Now that I'm a homeowner(!), I might be able to influence others in the community to restore the park. I've rarely seen people there, although I have noticed folks walking dogs on sunny weekends. I would love to plant trees, pull weeds and renovate the building. The park should be a source of pride for neighborhood residents, and I'd love to be a part of it.

The Beginning, Not the End, of the Road

Now the adventure begins. The house inspectors. The mortgage approval. The packing. The scramble for money. The closing.

The last three days have been a flurry of telephone calls and paperwork. Never in my life have I managed such large sums of money in connection with myself. It's all a little overwhelming and unreal.

I feel lucky, not just because of the house but because of the emotional support I have received from my friends and family. Even on my worst days, I feel very rich for what you bring to my life. Thank you for coming down this road with me.

Friday, May 05, 2006

I'm Not Laughing

Last Thursday night, Nanuq broke my television set.

You're probably thinking, How is that possible? How could a 10-pound cat knock a 30-pound TV off a stable surface, smashing its internal parts to pieces?

My friends have offered a variety of theories. Erika thinks Nanuq got trapped in the cords and dragged the TV down. Mom suggested he hopped onto the top of the set and pushed it over. Jessie believes he pushed over my Japanese screen divider, applying just enough pressure to push the TV over the edge. Amy suggested he jumped from the window and landed on top of the TV, thrusting it to the floor.

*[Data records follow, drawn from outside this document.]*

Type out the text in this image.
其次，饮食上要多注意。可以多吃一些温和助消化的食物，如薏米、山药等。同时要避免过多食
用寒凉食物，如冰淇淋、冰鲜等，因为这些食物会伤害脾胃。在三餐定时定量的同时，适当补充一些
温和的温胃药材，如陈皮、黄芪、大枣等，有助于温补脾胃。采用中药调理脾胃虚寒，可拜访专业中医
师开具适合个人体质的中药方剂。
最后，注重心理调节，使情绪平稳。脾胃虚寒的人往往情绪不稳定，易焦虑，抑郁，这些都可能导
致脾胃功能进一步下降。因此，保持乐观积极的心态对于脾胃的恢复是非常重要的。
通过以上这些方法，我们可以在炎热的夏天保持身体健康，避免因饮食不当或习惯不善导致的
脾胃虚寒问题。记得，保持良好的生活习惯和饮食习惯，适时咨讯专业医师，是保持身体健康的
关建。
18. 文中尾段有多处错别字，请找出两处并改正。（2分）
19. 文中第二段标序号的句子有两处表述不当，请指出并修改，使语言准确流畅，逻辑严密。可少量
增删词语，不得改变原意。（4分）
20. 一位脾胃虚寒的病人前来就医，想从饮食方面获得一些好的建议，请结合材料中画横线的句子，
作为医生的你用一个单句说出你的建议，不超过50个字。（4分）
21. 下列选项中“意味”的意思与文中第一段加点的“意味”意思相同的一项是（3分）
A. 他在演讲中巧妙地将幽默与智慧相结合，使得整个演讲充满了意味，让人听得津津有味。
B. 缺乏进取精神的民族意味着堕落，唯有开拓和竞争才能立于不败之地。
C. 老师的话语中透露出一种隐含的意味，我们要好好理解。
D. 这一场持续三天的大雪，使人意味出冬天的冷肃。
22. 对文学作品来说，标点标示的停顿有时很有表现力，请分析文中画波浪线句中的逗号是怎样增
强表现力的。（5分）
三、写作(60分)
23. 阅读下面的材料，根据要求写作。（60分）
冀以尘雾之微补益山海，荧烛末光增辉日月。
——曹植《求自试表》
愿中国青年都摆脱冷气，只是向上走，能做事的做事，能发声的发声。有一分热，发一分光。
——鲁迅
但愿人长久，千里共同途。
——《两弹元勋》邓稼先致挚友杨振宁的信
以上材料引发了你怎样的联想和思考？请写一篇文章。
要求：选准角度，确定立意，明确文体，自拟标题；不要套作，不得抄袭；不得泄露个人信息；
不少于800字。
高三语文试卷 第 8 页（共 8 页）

My theory is that when I turn off the lights at night, Nanuq turns green and transforms himself into the Incredible Hulk Cat.

Here's the evidence. I went to bed at 11:00 p.m. Thursday with a 17-inch television in place. At 3:30 a.m. Friday, I was awoken by a short, flat-sounding crash. Thinking Nanuq had knocked over a pot, I crawled out of bed in the dark and walked barefoot into the kitchen. I saw nothing but felt something sharp scrape my foot. I turned on the light to see my television face down on the floor. I observed large pieces of plastic jutting into the air, as well as green and gray computer parts attached to many wires, all spilled onto the carpet like a dropped bowl of spaghetti. About three feet away, I found Nanuq. He looked at me, rolled onto his back and meowed.

I stood in front of the fallen TV for at least three minutes, blinking. Was this really my TV set? Was Nanuq really strong enough to break it?

I surveyed the devastation, collecting the sharpest pieces of plastic. Then I picked up the TV and actually attempted to turn it on. Clearly, I was in a state of shock. How could Nanuq do this to me? And why the night before the Daytime Emmy Awards, when I was to see my idol, Rick Springfield, perform for the first time in a decade? Truly tragic.

I was so devastated I decided to shower and get ready for work. I was ready to leave at 4:30 but couldn't bring myself to do it. Instead, I crawled into bed fully clothed and fell asleep. When I woke up several hours later, I thought the whole night had been a dream. But when I looked around the corner, there was my TV, still flat on the ground.

Nevertheless, I have begun the process of forgiving Nanuq. Maybe he did it because he doesn't like watching baseball games with me. Maybe he wanted a larger TV set. I'll never know.